Not Who died? Not How did this happen? Not What failed? Not What do we change Monday morning?

The story, as packaged, is not forensic. It’s prophylactic. The first institutional instinct is not to look hard at systems and sequences, but to manage reputational spillover: prevent a narrative from becoming “dangerous,” protect a constituency from backlash, and pre-label certain lines of inquiry as moral contamination.

That choice matters, because a town is burying children.

And because when journalism reaches for a firewall before it reaches for an autopsy, it stops being a public service and becomes a public-relations function.


What Actually Happened: Sequence Before Sermon

On February 10, 2026, an 18-year-old, Jesse Van Rootselaar, killed people at home and then attacked Tumbler Ridge Secondary School before dying by suicide. Multiple accounts report that the attack began with the killing of the shooter’s mother and 11-year-old half-brother, followed by the school shooting. (The Wall Street Journal)

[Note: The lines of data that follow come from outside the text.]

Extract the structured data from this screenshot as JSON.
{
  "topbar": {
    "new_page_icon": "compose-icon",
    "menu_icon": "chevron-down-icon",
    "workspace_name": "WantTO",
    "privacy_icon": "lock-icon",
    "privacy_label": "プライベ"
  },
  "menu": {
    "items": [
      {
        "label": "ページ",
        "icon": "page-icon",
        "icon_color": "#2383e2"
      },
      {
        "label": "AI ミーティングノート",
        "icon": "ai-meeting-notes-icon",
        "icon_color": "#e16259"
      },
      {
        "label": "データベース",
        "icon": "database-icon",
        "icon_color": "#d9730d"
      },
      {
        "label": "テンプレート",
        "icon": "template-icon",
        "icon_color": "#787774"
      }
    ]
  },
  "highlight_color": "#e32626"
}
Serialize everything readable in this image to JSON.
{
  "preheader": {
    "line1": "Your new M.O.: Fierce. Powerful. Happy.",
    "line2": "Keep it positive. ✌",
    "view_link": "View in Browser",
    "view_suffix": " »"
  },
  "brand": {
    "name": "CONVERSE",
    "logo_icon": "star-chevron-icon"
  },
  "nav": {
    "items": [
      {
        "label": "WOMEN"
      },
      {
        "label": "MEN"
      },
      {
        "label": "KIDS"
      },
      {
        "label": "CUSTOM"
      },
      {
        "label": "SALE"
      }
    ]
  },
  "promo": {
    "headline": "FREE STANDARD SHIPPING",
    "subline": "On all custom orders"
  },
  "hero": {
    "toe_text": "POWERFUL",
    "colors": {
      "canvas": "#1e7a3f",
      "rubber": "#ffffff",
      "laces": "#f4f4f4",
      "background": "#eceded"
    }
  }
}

The victims include five students (ages 12–13) and a 39-year-old education assistant, with the mother and half-brother killed beforehand. Names and details have been published widely and confirmed in Canadian Press reporting and related coverage. (People.com) The BC RCMP also issued a public confirmation of deceased victims. (RCMP)

That’s the baseline: a chain of events with a clear order—home, then school—ending in a pile of dead kids and a town whose grief will not be solved by better discourse hygiene.

Sequence matters because it points to systems:

  • What warnings existed and where?
  • What interventions were attempted and by whom?
  • How were firearms stored and accessed?
  • What did the school know, and when?
  • What did police know, and what tools were used (or not used)?
  • What gaps exist between “we did a wellness check” and “we prevented a catastrophe”?

Reporting indicates a history of mental-health-related police interactions and investigators reviewing digital footprint and online activity. (The Wall Street Journal)

These are the questions you chase when you treat murder as a real event in the world—not as a pretext for messaging.


What Global Chose to Do Instead

Global’s piece does not begin at the crime scene. It begins in the information ecosystem.

In the related Global coverage and clip description, the emphasis is on how the suspected shooter’s trans identity is “being used to fuel misinformation online,” and the segment elevates advocacy voices concerned about anti-trans sentiment. (Global News)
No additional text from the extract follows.